Harriet descended the stairs and entered the sitting room, finding John in his armchair with his pipe pressed between his lips. The only light in the room came from the hot fire, which etched ugly shadows onto his face. She marched into the room, pulled wide the curtains and smiled.
‘There!’ she declared. ‘Isn’t that simply wonderous?’
John looked at her, baffled. ‘Isn’t what?’
‘Why, the light of course. Just look at it! The village is all lit up—every house is glowing with the news.’
John raised an eyebrow, slowly elevated his right hand and removed his pipe. ‘And the Lighting Order?’ he asked, a trace of his father’s Scottish accent just audible in his deep voice. ‘I presume you’ve spoken with PC Knight and he’s passed on permission from the Home Office?’
‘It’s over, John,’ Harriet sighed, turning from the room peevishly. In the hallway, she picked up her coat, then opened the front door, passing her arms into the sleeves, as she hurried down the front path.
She reached the village green just as the procession, singing the looped chorus of ‘Rule Britannia…’, turned at the apex and began to make its way back in her direction. She clapped spontaneously, as the grinning lads, now carrying the Kaiser effigy by his four splayed limbs, passed by. Harriet maintained a half-smile, as she caught the glinting eyes of those passing her gate. Almost all of them had lost a man to the war. Her smile widened when her gaze fell upon the mournful eyes of her sister, Naomi, whose son, Jim had been killed last September on the north-west frontier of India. Her other son, fourteen-year-old Frank, narrowly spared by his age, was one of the boys dragging the Kaiser through the village.
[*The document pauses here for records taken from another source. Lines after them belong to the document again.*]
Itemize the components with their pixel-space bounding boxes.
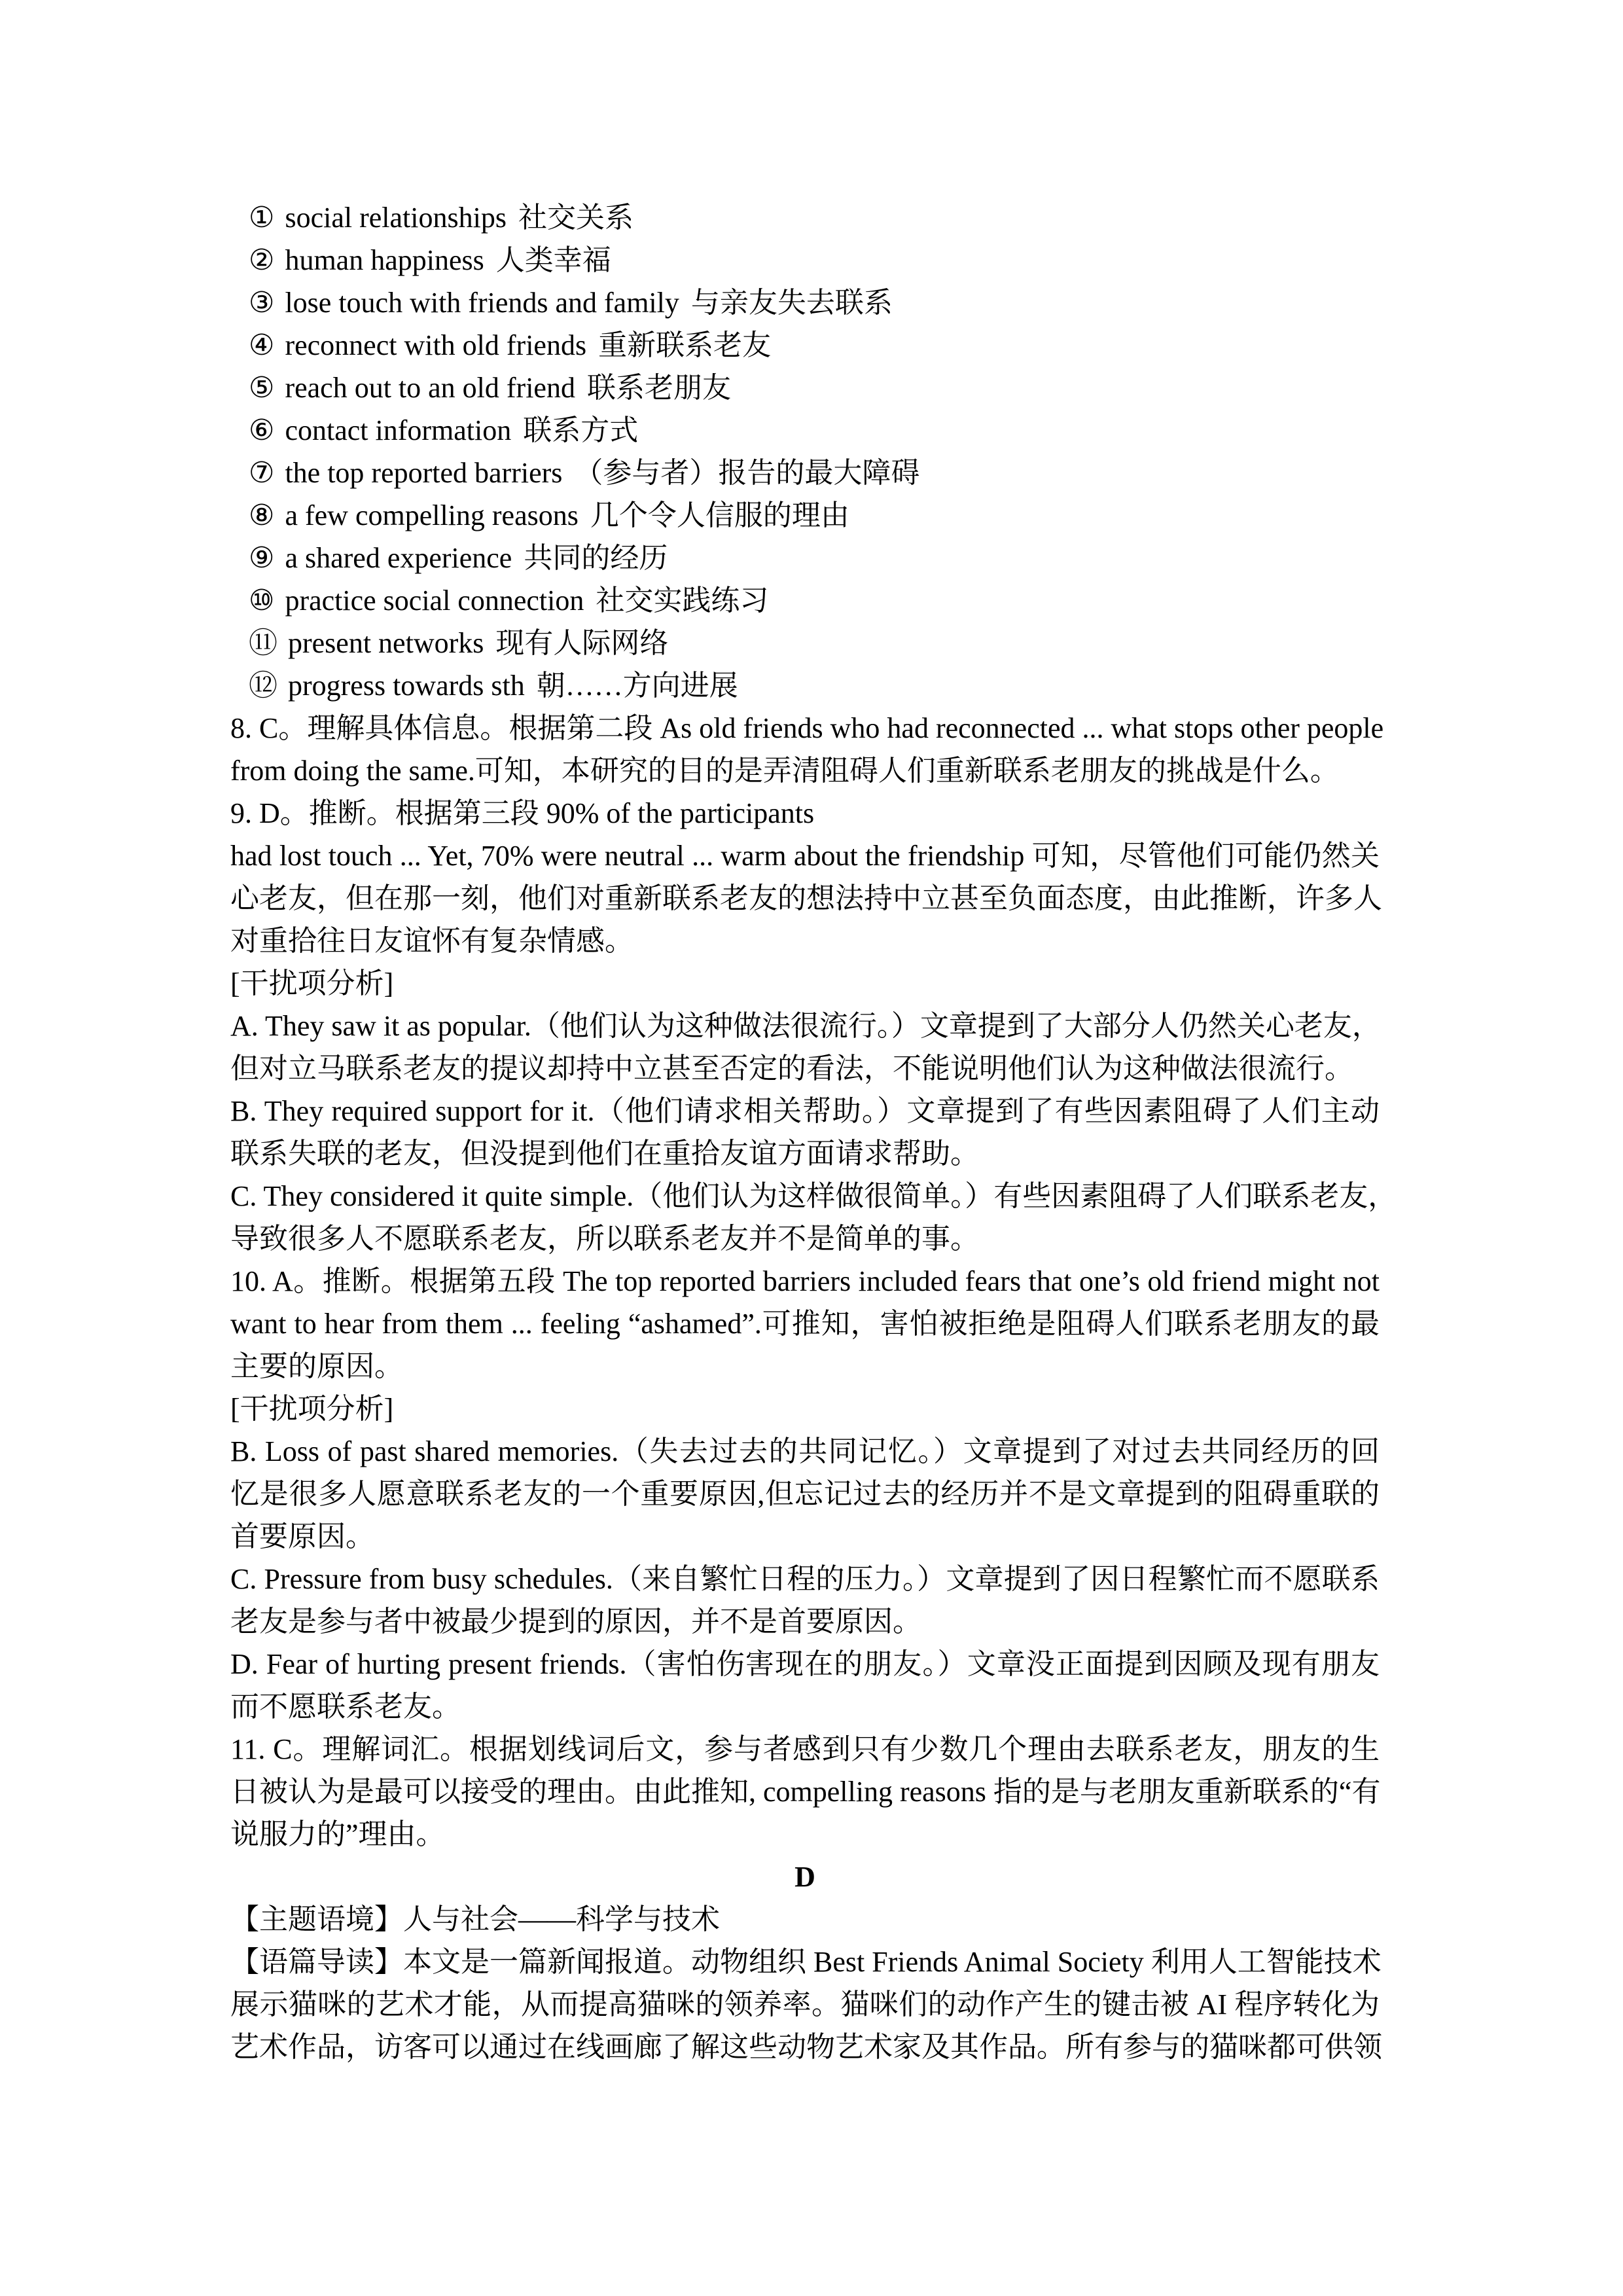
analysis-line: 说服力的”理由。 <box>230 1818 445 1850</box>
passage-intro-line: 展示猫咪的艺术才能，从而提高猫咪的领养率。猫咪们的动作产生的键击被 AI 程序转化为 <box>230 1988 1380 2020</box>
phrase-number: ⑪ <box>249 627 277 659</box>
analysis-line: 主要的原因。 <box>230 1350 403 1382</box>
page-content <box>230 196 1397 2068</box>
phrase-item <box>230 494 1380 537</box>
phrase-english: progress towards sth <box>288 670 525 702</box>
analysis-line: 10. A。推断。根据第五段 The top reported barriers included fears that one’s old friend might not <box>230 1265 1380 1297</box>
analysis-line: 首要原因。 <box>230 1520 374 1552</box>
phrase-english: a few compelling reasons <box>285 499 579 531</box>
phrase-number: ⑩ <box>249 584 275 617</box>
phrase-item <box>230 367 1380 409</box>
phrase-number: ① <box>249 202 275 234</box>
phrase-number: ⑫ <box>249 670 277 702</box>
passage-intro-line: 【语篇导读】本文是一篇新闻报道。动物组织 Best Friends Animal Society 利用人工智能技术 <box>230 1946 1382 1978</box>
analysis-line: from doing the same.可知，本研究的目的是弄清阻碍人们重新联系老朋友的挑战是什么。 <box>230 755 1339 787</box>
phrase-english: social relationships <box>285 202 507 234</box>
phrase-number: ② <box>249 244 275 276</box>
phrase-english: present networks <box>288 627 484 659</box>
analysis-line: A. They saw it as popular.（他们认为这种做法很流行。）文章提到了大部分人仍然关心老友， <box>230 1010 1381 1042</box>
phrase-chinese: 联系老朋友 <box>586 372 731 404</box>
phrase-number: ⑥ <box>249 414 275 446</box>
phrase-item <box>230 537 1380 579</box>
analysis-line: 心老友，但在那一刻，他们对重新联系老友的想法持中立甚至负面态度，由此推断，许多人 <box>230 882 1382 914</box>
analysis-line: 导致很多人不愿联系老友，所以联系老友并不是简单的事。 <box>230 1223 979 1255</box>
phrase-english: contact information <box>285 414 512 446</box>
phrase-item <box>230 622 1380 664</box>
analysis-line: C. Pressure from busy schedules.（来自繁忙日程的压力。）文章提到了因日程繁忙而不愿联系 <box>230 1563 1380 1595</box>
phrase-item <box>230 409 1380 452</box>
phrase-english: reconnect with old friends <box>285 329 587 361</box>
phrase-chinese: 几个令人信服的理由 <box>590 499 849 531</box>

Naomi reached out and grasped Harriet, pulling her into the throng, which had now doubled in size. They walked togeth
er without speaking until the parade drew to an abrupt halt.
Moments later, the effigy was hoisted up and launched into the flames to a rapturous round of applause. As the fire quickly consumed the figure, the crowd began to fracture into smaller groups, but with a general movement further up into the village.
‘Now what?’ Harriet asked.
‘There’s a service up at St John’s,’ Naomi replied.
Harriet stopped walking. ‘No, I don’t think so,’ she said quietly. The unwavering faith of her younger self was now broken, fragmented and complex: some days she thought that she felt His presence in her life; other days she doubted His very existence. What she was coming to realise of late, however, was the irrelevance of that question. Instead, she found herself asking how so many millions of men could be taken from this earth at such a young age. Whether the answer was of a divine or political nature, it was cruel and barbaric.
‘Harriet?’ Naomi pressed.
‘Sorry… No, I don’t think I’ll come,’ she answered.
Naomi took Harriet’s hands in hers. ‘I understand, but I’ve requested a song specifically for our boys.’
‘Which song?’
‘Now the Labourer’s Task is Over.’
Harriet nodded mechanically and allowed herself to be led to the church.
The service, conducted by the Reverend Percival, was a sombre, yet celebratory affair. Harriet and Naomi had a central spot in a pew adjacent to the aisle. As the congregation sang O God our Help in Ages Past, Harriet glanced around her, not recalling a previous time when the church had been so well attended. She offered a weak smile to her brothers, Herbert and John, both of them escaping the threat of the telegram by the fortuitousness of only having sired daughters. Every seat had been taken, and many were left standing at the rear. The song finished and the congregation was seated.